Worldfocus reported on his visit:
“…our foot is stuck on the accelerator and we are heading toward an abyss.”
Media sources are in consensus that the threat of global warming is real but they point to different effects of the climate change.
We look at reports from World Focus, CNN, TIME, Insider Medicine and Sky News on the current state of global warming effects around the globe.
The backdrop of the December conference is increasingly gloomy, CNN says, with academic papers and experts
“…predicting dramatic and catastrophic changes to the world -- unless we act right now.”
“Emissions have risen in Japan by 9% since 1990. Emissions from transportation, commerce and homes contribute most.”
“With political parties, industries, sectors and environmental groups all backing different groups it is clear the debate won’t end with Japan’s 2012 Kyoto Protocol.”
TIME reports climate change is melting the glaciers of the world's highest mountains, in Nepal’s Himalayas, affecting millions downstream.

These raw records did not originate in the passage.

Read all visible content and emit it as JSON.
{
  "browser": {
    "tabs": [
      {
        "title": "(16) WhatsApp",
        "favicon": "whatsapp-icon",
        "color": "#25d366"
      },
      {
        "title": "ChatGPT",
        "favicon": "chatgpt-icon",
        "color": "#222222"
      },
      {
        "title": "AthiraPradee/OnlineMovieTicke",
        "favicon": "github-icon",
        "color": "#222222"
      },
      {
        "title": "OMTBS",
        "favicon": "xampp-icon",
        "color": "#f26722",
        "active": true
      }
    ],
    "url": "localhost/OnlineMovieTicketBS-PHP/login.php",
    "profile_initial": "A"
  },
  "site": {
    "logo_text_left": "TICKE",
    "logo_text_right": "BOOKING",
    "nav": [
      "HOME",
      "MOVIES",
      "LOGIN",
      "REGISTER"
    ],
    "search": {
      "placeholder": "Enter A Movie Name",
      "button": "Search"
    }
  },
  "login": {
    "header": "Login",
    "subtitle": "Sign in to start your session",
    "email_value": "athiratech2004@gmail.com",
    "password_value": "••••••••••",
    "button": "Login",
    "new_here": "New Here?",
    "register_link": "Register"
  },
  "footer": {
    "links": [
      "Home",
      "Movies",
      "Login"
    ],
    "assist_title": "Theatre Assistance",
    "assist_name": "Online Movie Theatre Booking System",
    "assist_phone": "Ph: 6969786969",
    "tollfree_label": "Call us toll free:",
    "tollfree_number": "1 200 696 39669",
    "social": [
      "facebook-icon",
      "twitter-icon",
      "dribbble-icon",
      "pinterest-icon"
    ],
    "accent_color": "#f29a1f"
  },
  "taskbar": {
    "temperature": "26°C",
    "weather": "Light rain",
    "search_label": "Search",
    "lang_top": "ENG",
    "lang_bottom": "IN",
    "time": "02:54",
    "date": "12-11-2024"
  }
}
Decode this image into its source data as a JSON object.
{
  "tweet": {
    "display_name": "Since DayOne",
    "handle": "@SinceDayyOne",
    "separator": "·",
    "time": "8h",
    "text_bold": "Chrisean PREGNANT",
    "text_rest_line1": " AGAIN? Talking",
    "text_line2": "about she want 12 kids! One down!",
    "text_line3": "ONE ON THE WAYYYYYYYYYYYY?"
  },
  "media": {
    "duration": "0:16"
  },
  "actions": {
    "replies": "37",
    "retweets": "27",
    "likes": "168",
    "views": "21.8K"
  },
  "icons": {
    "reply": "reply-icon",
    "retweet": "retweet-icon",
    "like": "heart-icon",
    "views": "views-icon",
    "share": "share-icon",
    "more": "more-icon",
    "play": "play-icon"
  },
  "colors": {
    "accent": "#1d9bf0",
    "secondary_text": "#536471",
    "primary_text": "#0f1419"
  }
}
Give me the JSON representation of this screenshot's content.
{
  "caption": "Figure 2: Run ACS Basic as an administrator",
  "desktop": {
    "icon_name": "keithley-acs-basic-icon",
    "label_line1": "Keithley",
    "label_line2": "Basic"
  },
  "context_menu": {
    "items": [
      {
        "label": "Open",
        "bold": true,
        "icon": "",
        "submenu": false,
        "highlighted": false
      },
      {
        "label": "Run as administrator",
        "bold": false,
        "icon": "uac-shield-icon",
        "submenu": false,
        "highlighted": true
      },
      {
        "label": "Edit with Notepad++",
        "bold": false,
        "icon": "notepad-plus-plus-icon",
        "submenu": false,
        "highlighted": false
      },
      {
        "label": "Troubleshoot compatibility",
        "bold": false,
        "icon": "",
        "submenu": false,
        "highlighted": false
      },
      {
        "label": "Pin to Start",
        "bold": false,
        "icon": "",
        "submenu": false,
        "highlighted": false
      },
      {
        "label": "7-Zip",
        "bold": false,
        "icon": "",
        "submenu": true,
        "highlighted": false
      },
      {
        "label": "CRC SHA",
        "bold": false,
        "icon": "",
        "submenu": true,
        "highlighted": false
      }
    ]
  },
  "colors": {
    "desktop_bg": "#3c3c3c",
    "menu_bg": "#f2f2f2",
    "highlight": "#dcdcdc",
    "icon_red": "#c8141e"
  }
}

“What effects on local yak herders can affect Glacier-fed rivers in India, Pakistan and Bangladesh. Less snow and smaller glaciers mean less melting water.”
Global Warming could also affect global health, according to a report from insidermedicine.
“…thousands of researchers are gathering at the meeting of the American society for microbiology to debate the effects of global warming on infectious diseases. Global warming is expected to increase the number of those infected with malaria and extend the duration of the flu season.”
Climate change is not an abstract thing of the future, says UK’s Sky News. It reports from, what it calls, the frontline of the dangers of climate change in Bangladesh.
“When we think about climate change we think of it as some theoretical prospect of the future. It’s not. It’s here. It’s now. It’s facing these people in their daily lives.”
As we see more evidence of effects of global warming do you think the debate is going in the right direction? Do you think the December conference will give us a plan of action to tackle climate change?